Crítica
da Besteira Pura
(Kritik der reinen Besteirunft)
Por Kant Gregoriano
Traduzido por Eduardo
Siebra, 28/11/2013
Todo
o nosso conhecimento da besteira humana começa pela experiência do besteirol,
mas isso não prova que toda besteira derive necessariamente da
experiência. Eis a pergunta que me
coloco: haverá uma besteira independente da experiência e das impressões dos
sentidos, ou seja, uma besteira pura a priori?
A
questão parece ser estritamente acadêmica, mas no mundo em que vivemos, em que
a capacidade humana de falar besteiras vem adquirindo papel cada vez mais
central, a existência hipotética de uma besteira em si é questão de cada vez
maior peso intelectual. Será o homem uma criatura besta por natureza, ou seja,
teremos uma capacidade inata a conhecer e a fazer idiotices? Ou será a
estupidez aprendida e condicionada pela experiência? Haverá besteiras universais?

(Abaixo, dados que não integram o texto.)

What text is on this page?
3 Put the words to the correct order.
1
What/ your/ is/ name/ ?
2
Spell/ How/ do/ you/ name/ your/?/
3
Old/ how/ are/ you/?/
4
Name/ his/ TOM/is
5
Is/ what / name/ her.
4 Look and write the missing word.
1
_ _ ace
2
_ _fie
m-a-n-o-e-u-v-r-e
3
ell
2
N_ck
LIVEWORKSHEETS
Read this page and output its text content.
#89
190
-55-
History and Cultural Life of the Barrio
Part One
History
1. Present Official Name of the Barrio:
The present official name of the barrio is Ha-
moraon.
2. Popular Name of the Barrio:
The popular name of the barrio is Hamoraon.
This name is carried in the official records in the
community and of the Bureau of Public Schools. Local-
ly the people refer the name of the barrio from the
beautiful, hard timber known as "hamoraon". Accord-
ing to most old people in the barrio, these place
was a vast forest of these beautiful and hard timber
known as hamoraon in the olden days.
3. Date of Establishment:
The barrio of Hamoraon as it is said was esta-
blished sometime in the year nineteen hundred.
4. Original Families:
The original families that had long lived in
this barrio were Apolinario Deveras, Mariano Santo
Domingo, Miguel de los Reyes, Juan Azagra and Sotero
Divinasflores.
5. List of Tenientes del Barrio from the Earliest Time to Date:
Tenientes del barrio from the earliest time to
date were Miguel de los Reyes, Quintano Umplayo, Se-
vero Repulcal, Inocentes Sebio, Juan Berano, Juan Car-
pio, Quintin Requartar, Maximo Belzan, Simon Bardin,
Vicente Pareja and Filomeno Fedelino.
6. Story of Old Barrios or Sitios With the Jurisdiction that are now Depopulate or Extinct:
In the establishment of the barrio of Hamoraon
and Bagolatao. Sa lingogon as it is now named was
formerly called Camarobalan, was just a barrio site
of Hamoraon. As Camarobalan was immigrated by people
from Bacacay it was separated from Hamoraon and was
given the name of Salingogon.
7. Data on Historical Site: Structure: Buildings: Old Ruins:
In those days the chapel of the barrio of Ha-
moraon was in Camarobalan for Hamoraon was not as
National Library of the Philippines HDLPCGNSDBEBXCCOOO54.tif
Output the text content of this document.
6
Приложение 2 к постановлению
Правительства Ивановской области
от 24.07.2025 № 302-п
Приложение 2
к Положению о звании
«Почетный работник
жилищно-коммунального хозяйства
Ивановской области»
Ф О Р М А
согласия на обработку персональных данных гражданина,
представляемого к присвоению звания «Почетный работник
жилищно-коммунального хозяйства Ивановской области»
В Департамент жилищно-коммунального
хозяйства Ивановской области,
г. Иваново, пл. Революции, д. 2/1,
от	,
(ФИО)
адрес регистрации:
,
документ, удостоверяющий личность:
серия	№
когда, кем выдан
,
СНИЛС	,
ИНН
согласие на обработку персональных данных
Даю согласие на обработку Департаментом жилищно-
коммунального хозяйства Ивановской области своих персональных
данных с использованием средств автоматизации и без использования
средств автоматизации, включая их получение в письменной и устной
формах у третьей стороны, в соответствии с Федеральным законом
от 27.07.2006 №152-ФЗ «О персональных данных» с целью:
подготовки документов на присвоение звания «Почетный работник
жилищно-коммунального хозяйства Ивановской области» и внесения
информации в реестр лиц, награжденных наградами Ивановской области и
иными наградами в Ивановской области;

Serão possíveis besteiróis sintéticos a priori?
Essas
são as perguntas fundamentais apresentadas pela Crítica da Besteira Pura –
disciplina que comecei a desenvolver quando fui admitido na faculdade de
Direito, e que venho aprofundando com minha experiência no funcionalismo. Seu objetivo é definir os limites da besteira
humana, ou seja, definir se e em que circunstâncias o próprio universo é besta,
ou se a percepção da estupidez é subjetiva, e depende de uma capacidade inata
de conhecer a besteira.
Desde
já quero deixar claro que evitarei, em minhas discussões, dar exemplos concretos,
para evitar me alongar demasiadamente. Suponho que o leitor avisado, porém, não
terá dificuldade em transpor para sua experiência concreta os debates que,
nesse texto, assumirão uma roupagem especulativa – transpondo, assim, para shows
de stand up comedy ou para as estéticas anglo-saxãs os ensinamentos da Doutrina
Transcendental da Besteira.
Principiemos
nossa discussão estabelecendo os limites de nossa percepção do mundo. O que nós
conhecemos através de nossos sentidos e da nossa experiência não é o universo
como ele realmente é, em sua essência, mas sim o universo tal qual ele se nos
apresenta à nossa cognição. Isso nos permite fazer a distinção essencial entre
a besteira enquanto fenômeno da besteira enquanto númeno.
Enfatize-se:
o conhecimento imediato da besteira em si está para sempre vedado ao ser
humano. Talvez uma criatura intelectual, capaz de conhecer imediatamente os
objetos sem a mediação dos sentidos – criatura, portanto, diferente de todos os
seres que conhecemos – pudesse conhecer a essência última de uma asneira de
determinada retórica política salvacionista. Nós, porém, em razão das
limitações de nossa faculdade de conhecer, só podemos perceber a asneira tal
qual ela se apresenta aos nossos sentidos, ou seja, o fenômeno da asneira.
Por
outro lado, é imperioso admitir que, se nós não tivéssemos, a priori, a
capacidade de conhecer esse besteirol enquanto tal, jamais poderíamos
reconhecer uma besteira concretamente feita ou falada, por mais fenomenal que
ela fosse. É essa intuição que nos leva a compreender que o ser humano possui
um sentido inato da idiotice, ou aquilo que, para ser mais preciso, denominarei
de "Síntese do Diverso da Besteira".
Nosso
espírito possui, portanto, pré-requisitos formais para conhecer o diverso da
besteira. Tratam-se das categorias do besteirol – pressupostos cognitivos sem
os quais qualquer manual pedagógico construtivista se torna ininteligível. Para
fins de clareza, apresentamos a seguinte tábua de categorias da Besteira Pura:
TÁBUA DAS
CATEGORIAS DA BESTEIRA PURA
1. Da Quantidade
Uma
besteira
Muitas
Besteiras
Besteirol
Total
2.
Da Qualidade:
3. Da Relação
Realmente besta Inerentemente besta e substancialmente besta
Meio-besta Causa
de uma besteira e consequência de uma besteira
Zênite da
besteira Comunidade de asneiras
4. Da Modalidade
Besteira possível e besteira impossível
Existência e inexistência de uma besteira
Necessariamente besta e ou besta por acaso
Ora, se sem as categorias seria
impossível conhecer o besta e fazer a "síntese do diverso da
besteira", sem a experiência real da idiotice elas não passam de um mero jogo
de palavras – um divertimento da besteira pura, desprovido de conteúdo. Nossa
capacidade inata de conhecer a idiotice, portanto, é uma forma da experiência
possível da idiotice, que não pode por si só produzir conhecimento objetivo,
sem o conteúdo da experiência real da besteira.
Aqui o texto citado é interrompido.